I've got to disagree with you on that one. I'd imagine (or at the very least hope) that devs and publishers took the relative failure of the original Kinect to heart and realized that there aren't enough people interested in motion capture gameplay - that is, not enough people who actually bought a Kinect - to warrant investing into. Quite simply: since very few people bought Kinects, very few games were developed utilizing it. This is something that we all know.
Now that the Kinect is completely optional, that won't change the fact that people don't like dancing around like Loony Toons in their livingroom in order to play their games. I doubt (but obviously could easily be proven wrong as time passes) that there will be many "Kinect Centric" games, just look at the market data with the history of this device. The first one didn't sell enough units to warrant making games for, and the new one was so unappealing that it had to go from being mandatory to being optional in order to make the console itself more appealing. Quite clearly the market has spoken: there just is no interest in Kinect gaming.

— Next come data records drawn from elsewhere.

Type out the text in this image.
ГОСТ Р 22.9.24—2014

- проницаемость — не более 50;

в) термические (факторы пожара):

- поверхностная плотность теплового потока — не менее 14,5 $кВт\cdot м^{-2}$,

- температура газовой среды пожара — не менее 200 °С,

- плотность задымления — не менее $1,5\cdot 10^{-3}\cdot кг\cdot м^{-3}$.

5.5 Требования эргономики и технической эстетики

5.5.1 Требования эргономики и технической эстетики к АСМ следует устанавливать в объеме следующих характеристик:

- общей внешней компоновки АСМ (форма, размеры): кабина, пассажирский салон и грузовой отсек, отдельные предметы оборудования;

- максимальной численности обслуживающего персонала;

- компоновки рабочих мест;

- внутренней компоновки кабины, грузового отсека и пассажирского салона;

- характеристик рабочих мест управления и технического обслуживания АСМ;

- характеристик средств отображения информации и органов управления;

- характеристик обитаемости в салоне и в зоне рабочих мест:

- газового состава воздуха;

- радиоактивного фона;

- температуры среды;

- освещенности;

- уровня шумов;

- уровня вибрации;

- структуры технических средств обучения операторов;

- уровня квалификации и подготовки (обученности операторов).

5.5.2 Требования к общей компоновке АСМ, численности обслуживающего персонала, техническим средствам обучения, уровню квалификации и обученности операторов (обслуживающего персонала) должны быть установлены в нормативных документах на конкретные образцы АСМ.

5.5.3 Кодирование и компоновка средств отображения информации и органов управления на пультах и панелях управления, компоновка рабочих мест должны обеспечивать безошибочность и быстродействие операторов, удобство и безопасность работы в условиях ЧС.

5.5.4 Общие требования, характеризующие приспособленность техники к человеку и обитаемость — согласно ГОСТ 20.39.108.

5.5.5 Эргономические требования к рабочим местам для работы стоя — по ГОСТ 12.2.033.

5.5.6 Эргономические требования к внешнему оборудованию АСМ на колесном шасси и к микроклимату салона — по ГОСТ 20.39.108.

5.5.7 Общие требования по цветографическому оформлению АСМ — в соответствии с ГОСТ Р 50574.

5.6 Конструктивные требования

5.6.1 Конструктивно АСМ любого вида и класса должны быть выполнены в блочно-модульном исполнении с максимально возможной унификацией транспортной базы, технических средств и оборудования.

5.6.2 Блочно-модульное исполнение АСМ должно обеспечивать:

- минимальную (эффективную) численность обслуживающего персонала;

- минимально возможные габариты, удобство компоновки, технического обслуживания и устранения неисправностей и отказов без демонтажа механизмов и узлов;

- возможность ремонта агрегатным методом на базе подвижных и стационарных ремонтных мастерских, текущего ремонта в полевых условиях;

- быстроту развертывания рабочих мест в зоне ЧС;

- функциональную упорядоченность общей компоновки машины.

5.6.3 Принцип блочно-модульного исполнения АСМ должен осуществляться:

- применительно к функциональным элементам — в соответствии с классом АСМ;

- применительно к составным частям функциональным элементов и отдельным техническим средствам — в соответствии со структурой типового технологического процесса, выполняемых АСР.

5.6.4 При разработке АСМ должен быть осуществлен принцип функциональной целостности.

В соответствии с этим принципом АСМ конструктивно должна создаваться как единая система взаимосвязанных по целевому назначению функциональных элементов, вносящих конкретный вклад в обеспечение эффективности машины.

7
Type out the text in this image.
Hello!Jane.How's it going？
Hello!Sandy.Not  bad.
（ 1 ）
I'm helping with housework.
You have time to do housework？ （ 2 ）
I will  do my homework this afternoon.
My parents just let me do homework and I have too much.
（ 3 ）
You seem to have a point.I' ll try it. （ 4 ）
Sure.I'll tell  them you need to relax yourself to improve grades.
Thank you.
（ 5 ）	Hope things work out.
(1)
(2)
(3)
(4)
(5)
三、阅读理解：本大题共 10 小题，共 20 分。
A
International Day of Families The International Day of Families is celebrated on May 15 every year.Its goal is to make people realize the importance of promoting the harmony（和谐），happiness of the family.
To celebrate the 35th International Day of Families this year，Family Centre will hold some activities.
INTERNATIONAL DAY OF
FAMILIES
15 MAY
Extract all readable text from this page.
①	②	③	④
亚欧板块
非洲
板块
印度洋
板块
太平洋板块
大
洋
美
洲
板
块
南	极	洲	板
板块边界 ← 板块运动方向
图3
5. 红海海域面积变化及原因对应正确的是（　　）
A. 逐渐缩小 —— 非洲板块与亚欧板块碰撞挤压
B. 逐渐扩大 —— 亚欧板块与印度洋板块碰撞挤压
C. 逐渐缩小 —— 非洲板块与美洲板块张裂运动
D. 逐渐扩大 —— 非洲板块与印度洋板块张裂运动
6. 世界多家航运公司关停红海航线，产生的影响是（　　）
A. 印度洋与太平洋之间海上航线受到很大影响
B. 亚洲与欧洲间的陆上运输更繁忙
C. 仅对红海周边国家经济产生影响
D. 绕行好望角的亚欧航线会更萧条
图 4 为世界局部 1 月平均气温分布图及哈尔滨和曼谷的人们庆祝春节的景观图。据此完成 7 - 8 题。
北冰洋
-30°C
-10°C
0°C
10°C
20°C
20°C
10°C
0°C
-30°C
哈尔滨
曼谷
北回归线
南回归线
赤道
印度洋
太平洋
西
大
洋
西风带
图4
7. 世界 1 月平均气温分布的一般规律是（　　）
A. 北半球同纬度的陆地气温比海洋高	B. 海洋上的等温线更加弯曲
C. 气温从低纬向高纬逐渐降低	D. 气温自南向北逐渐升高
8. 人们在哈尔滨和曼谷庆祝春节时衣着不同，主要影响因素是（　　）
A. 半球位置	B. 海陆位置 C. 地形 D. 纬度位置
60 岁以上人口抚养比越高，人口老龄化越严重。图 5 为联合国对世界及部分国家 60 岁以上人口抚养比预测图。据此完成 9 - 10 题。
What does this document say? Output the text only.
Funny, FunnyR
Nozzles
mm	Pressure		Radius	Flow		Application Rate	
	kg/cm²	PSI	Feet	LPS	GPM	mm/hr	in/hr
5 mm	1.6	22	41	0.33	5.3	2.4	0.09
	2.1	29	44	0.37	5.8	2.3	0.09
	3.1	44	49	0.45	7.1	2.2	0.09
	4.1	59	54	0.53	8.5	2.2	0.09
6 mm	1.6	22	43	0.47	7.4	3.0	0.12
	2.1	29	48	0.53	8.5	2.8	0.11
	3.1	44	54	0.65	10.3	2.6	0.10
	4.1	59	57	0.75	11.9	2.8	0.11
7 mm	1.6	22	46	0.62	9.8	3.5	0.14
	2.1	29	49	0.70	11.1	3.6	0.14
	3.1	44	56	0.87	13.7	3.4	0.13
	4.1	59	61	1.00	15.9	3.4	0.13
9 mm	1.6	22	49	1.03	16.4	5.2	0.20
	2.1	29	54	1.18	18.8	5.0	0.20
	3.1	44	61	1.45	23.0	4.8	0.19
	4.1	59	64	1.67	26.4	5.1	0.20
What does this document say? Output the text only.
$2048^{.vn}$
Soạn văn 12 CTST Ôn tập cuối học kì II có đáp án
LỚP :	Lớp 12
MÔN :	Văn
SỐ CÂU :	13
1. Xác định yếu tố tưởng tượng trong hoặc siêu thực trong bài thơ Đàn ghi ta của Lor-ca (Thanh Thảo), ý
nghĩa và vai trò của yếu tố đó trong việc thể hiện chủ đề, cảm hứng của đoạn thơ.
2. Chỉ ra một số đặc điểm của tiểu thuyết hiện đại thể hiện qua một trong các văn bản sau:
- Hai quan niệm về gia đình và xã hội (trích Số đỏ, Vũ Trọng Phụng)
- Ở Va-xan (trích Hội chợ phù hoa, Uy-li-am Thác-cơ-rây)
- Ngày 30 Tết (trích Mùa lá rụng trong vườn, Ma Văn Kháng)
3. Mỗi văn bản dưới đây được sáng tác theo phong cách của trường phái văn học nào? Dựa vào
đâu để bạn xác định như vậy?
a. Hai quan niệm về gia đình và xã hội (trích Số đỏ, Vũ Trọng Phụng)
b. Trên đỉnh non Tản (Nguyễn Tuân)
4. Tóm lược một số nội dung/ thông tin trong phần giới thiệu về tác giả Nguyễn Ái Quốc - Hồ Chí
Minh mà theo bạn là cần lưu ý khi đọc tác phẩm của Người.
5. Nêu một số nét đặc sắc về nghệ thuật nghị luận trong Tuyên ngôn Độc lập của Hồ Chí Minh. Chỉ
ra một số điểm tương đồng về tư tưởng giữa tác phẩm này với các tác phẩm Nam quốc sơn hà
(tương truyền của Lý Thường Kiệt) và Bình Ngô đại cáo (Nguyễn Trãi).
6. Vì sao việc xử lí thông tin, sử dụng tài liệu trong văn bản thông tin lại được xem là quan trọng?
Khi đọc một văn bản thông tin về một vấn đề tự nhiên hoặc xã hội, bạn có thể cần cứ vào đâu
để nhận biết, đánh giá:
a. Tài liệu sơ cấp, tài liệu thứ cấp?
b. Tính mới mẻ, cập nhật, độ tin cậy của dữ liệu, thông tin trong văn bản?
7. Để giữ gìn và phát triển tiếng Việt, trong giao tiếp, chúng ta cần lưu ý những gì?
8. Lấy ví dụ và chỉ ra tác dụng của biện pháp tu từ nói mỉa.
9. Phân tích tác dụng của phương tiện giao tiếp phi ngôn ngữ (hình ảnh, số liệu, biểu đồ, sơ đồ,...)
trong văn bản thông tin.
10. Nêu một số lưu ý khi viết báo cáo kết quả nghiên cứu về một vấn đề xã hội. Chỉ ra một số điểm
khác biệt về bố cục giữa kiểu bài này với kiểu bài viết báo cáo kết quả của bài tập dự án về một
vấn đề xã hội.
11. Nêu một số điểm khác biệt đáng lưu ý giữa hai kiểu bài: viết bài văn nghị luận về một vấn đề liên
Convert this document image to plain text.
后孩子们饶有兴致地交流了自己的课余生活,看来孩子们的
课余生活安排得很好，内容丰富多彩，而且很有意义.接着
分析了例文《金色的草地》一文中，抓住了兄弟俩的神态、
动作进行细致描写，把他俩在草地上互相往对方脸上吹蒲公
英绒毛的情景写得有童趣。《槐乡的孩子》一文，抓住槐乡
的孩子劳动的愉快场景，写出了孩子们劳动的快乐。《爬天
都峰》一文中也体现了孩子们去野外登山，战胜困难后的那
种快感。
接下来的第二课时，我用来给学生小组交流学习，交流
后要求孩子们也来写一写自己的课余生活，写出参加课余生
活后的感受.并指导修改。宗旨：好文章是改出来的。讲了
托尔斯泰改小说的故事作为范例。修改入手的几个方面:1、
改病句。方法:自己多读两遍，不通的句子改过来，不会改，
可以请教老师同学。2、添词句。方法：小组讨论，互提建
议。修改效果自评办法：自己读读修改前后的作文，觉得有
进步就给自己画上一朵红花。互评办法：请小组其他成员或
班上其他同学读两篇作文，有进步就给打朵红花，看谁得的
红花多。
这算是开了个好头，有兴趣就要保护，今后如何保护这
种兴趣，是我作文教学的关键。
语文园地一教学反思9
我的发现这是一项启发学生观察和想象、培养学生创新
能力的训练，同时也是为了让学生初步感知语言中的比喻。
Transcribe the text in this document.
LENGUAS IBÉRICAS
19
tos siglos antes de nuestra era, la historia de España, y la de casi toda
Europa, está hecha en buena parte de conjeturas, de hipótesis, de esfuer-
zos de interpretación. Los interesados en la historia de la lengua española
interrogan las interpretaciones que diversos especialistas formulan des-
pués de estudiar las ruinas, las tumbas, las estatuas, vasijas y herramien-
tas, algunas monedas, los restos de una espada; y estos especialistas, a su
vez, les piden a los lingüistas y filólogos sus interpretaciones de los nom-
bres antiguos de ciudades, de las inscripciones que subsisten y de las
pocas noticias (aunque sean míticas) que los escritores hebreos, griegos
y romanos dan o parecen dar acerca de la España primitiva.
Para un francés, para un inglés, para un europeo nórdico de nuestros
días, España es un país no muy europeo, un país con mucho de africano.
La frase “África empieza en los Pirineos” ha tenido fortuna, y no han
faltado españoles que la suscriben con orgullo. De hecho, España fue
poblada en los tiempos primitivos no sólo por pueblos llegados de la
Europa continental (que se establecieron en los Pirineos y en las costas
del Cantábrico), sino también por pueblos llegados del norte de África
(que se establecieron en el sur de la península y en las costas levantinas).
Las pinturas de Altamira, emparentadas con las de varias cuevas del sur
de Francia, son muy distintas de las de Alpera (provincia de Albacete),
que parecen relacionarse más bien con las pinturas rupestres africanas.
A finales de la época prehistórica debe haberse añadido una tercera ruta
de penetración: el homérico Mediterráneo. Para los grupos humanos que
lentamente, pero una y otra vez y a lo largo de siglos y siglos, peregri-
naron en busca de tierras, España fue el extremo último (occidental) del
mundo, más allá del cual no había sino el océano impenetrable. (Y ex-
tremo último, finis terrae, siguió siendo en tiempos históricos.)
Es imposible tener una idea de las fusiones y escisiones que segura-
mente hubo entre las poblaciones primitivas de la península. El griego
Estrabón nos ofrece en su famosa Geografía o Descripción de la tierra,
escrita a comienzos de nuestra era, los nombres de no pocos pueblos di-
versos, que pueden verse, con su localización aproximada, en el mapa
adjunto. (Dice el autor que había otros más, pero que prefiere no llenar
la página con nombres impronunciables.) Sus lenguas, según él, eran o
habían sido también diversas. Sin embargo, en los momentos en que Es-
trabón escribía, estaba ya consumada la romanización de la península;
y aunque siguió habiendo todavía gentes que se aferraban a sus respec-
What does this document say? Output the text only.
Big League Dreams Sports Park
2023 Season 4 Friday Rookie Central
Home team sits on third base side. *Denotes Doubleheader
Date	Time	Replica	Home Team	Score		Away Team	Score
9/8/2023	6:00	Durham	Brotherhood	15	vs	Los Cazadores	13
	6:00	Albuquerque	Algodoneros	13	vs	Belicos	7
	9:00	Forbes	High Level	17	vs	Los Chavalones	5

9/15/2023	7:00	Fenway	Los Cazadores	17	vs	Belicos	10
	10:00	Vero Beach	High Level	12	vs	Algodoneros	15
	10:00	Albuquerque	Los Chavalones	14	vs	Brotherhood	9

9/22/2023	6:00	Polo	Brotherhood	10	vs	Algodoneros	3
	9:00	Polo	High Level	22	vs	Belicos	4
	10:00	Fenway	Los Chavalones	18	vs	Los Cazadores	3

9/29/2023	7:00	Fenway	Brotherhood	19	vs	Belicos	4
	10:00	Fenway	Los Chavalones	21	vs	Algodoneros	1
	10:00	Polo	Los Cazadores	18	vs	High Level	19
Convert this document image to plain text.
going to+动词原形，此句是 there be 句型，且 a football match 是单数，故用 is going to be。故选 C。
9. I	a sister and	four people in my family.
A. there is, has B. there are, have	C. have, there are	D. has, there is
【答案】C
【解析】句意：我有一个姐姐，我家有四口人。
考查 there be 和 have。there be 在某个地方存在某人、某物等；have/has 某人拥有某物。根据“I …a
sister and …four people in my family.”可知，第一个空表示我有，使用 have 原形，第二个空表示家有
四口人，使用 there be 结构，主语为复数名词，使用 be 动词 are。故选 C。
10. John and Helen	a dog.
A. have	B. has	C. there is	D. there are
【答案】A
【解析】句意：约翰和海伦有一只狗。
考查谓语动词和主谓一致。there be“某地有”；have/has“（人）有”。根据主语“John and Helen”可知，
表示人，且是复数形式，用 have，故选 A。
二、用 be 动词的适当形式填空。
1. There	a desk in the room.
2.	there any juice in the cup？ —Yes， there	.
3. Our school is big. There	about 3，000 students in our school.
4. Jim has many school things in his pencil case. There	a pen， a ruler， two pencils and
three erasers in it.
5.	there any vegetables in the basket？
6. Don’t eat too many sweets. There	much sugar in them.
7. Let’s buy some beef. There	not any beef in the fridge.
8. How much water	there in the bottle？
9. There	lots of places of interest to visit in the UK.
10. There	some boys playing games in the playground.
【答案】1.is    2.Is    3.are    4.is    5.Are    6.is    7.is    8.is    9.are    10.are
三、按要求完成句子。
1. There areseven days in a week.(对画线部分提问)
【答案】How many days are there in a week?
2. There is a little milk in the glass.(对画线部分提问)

Like I said, I'd have to hope that the devs and publishers aren't so blind that they can't read the writing on the wall. They might shoehorn in optional Kinect capabilities, the way Mass Effect 3 added in optional Kinect voice commands, but I just don't see many games coming out that have Kinect controls as the core gameplay mechanic. If the relative failure of the original Kinect wasn't a big enough message that there's no interest in this peripheral, then surely the fact that they've now made it completely optional is.
So in the end, I've gotta agree with tippy: they should have either gone all in with the thing and kept it mandatory, thus assuring game devs and publishers that not only would people have it but they'd have to use it, or they should have said "screw it" and abandoned the thing (at least as being bundled with the console) so they could drop the price of their console and use THAT as the means to put more consoles into more people's homes.